その気持ちは痛いほどよく理解できたし、一瞬、受け入れようかとも考えた。しかし、もし「イエス」と言えば、チーム全体に私が望まない教訓を与えることになると分かっていた。それは、「自分と親しい間柄であれば基準は交渉可能である」という教訓だ。私は「ノー」と答え、その理由を説明した。そして関係は損なわれなかった。そのことは、決断そのものとほぼ同じくらい重要だった。基準とは不信感から生じるものではなく、単なる基準にすぎないということを証明したからだ。
それ以来、私が学んだのは、リーダーとしての信頼性は大きな局面ではなく、他の誰も記録に留めようとさえ思わないような小さな瞬間において築かれるということだ。スケジュールがすでに埋まっているときに、誰のために時間を作るのか。誰かの問題を代わりに解決してあげるのか、それとも自分で解決できるように問いかけるのか。着任3週目の、ある普通の火曜日に、皆がまだ自分に慣れようとしている段階だからと見過ごしてしまえばずっと楽な状況で、基準を維持できるかどうか。そして、例外を求めているのが自分の好きな人物であり、「ノー」と言うことで個人的な痛みを伴う場合でも、再び基準を維持できるかどうか、ということだ。

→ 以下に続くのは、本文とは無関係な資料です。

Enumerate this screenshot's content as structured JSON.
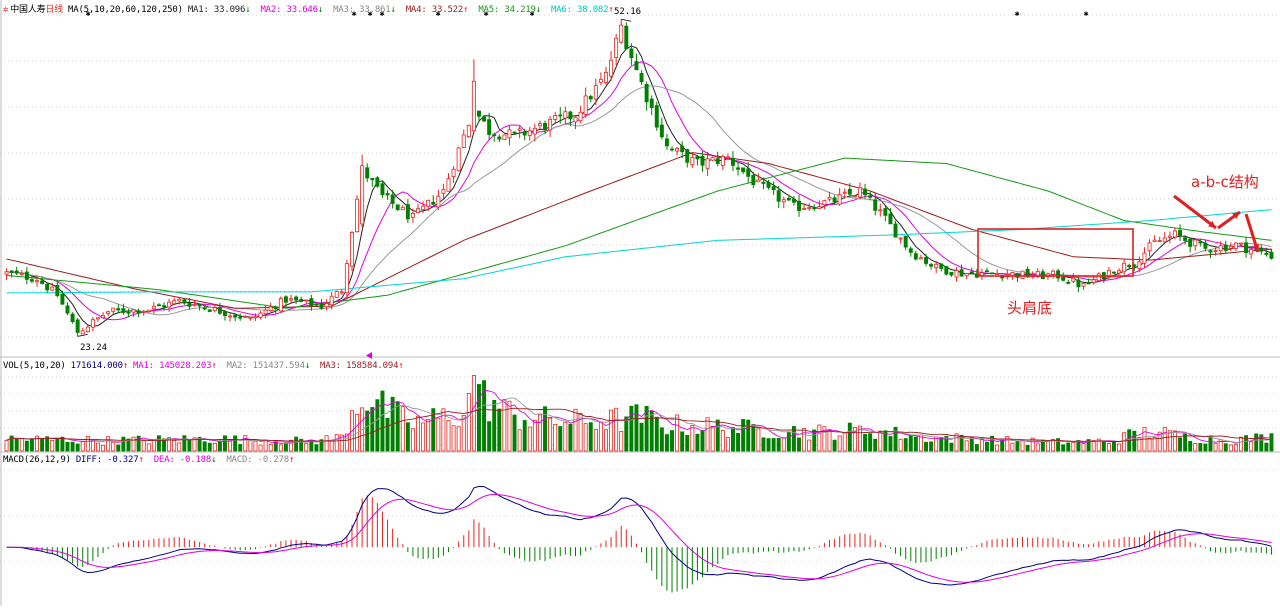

私はこれとは逆のことを行うリーダーたちも見てきた。彼らは最初の数カ月を、好かれようとすることに費やす。フィードバックを和らげ、困難な対話を避け、寛大に見えるかたちで人々を疑わずにおくが、実際にはそれは本当の試練を先延ばしにしているだけだ。問題は、こうして得られた好感は長続きしないということだ。実体のあるものの上に築かれていないからだ。人々は、優しいリーダーと単に対立を避けているだけのリーダーの違いを見抜く。前者は信頼を得る。後者は、そもそも引き出せる残高があったことにも気づかないまま、それを使い果たしていく。
不都合な真実は、信頼とは「自分は信頼に値する」と他人に語ることから生まれるのではないということだ。それは、手を抜く絶好の機会があったにもかかわらず、そうしなかった瞬間に生まれる。そうした瞬間はめったに劇的ではない。それらは締め切りであり、小さな方針への試金石であり、その部屋の外の誰も耳にすることのない、ひっそりとした例外だ。しかし、それこそが組織文化を形作る実際の素材である。バリューを100通りの方法で宣言することはできるが、そのどれもが、誰かが初めて「本気なのか」を試したその瞬間ほど重要ではない。
あの報告の締め切りのこと、そして好意を寄せていた相手に対して認めなかった例外のことを、私はあの最初の1年から得たほぼどんな経験より多く思い返す。どちらの瞬間も、それ自体としては大きな意味を持たなかった。しかし合わさることで、それらはチームが私を信じるかどうかを判断するために必要な証拠となった。すべてのリーダーに、そういう瞬間が訪れる。たいていは予想より早く、通り過ぎてから初めて気づくほど小さな形で。真に持続する文化を築く組織は、最もよく書かれたバリュー・ステートメントを持つ組織ではない。それは、誰かが特定の火曜日を指して「あの日、私はそれが本物だと知った」と言える組織だ。